Implication of Nonclassical Effects on Dynamic Response of Sandwich Structures Exposed to Underwater and In-Air Explosions

Abstract

A study devoted to the dynamic response of sandwich panels to underwater and in-air explosions is presented. The study is carried out in the context of a geometrically nonlinear model of sandwich structures featuring anisotropic laminated face sheets and a transversely compressible orthotropic core. The unsteady pressure generated by the explosion and acting on the face of the sandwich panel includes the effect of the pressure wave transmission through the core. Its implications on the structural time-histories as corresponding to the underwater and in-air explosions are put into evidence. The effects of the transverse core compressibility on dynamic response are highlighted. In this sense, one of its major implications is the possibility to capture interactively the global and local (wrinkling) dynamic response of the panel.

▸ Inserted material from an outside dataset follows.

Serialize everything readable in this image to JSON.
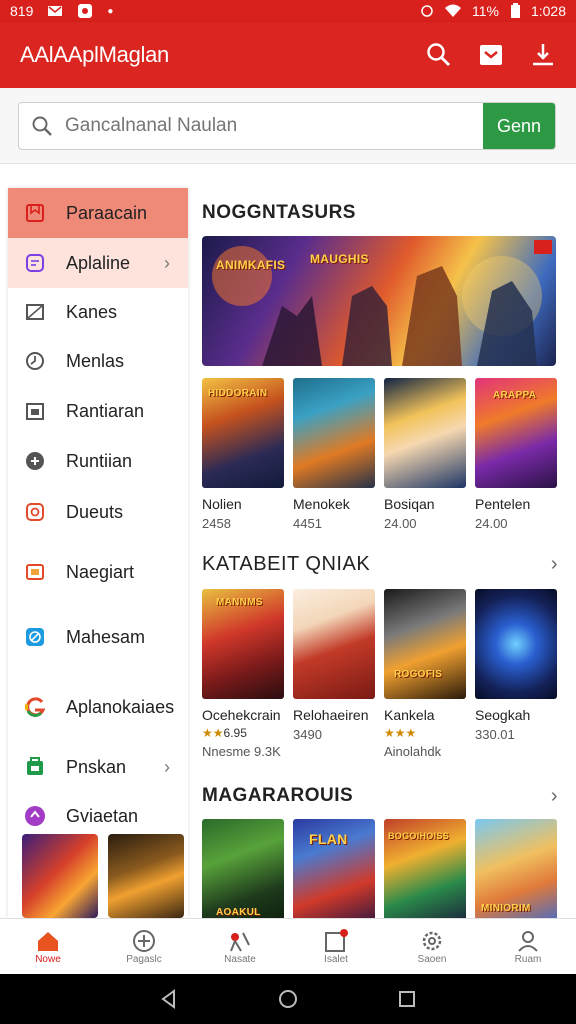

It is shown that implementation of the structural tailoring technique in the face sheets can constitute an important mechanism for enhancing the dynamic load-carrying capacity of sandwich panels when exposed to blast pulses. Effects of the core, the composite architecture of face sheets, orthotropy of the material of the core, geometrical non-linearities, initial geometric imperfection, and the damping ratio are investigated, and their implications for the dynamic response are highlighted. The comprehensive structural model considered in conjunction with the time-dependent loads generated by the underwater and in-air explosions, and the results obtained in this context, are expected to contribute to a better understanding of the response behavior and to be instrumental toward a better design of these structures.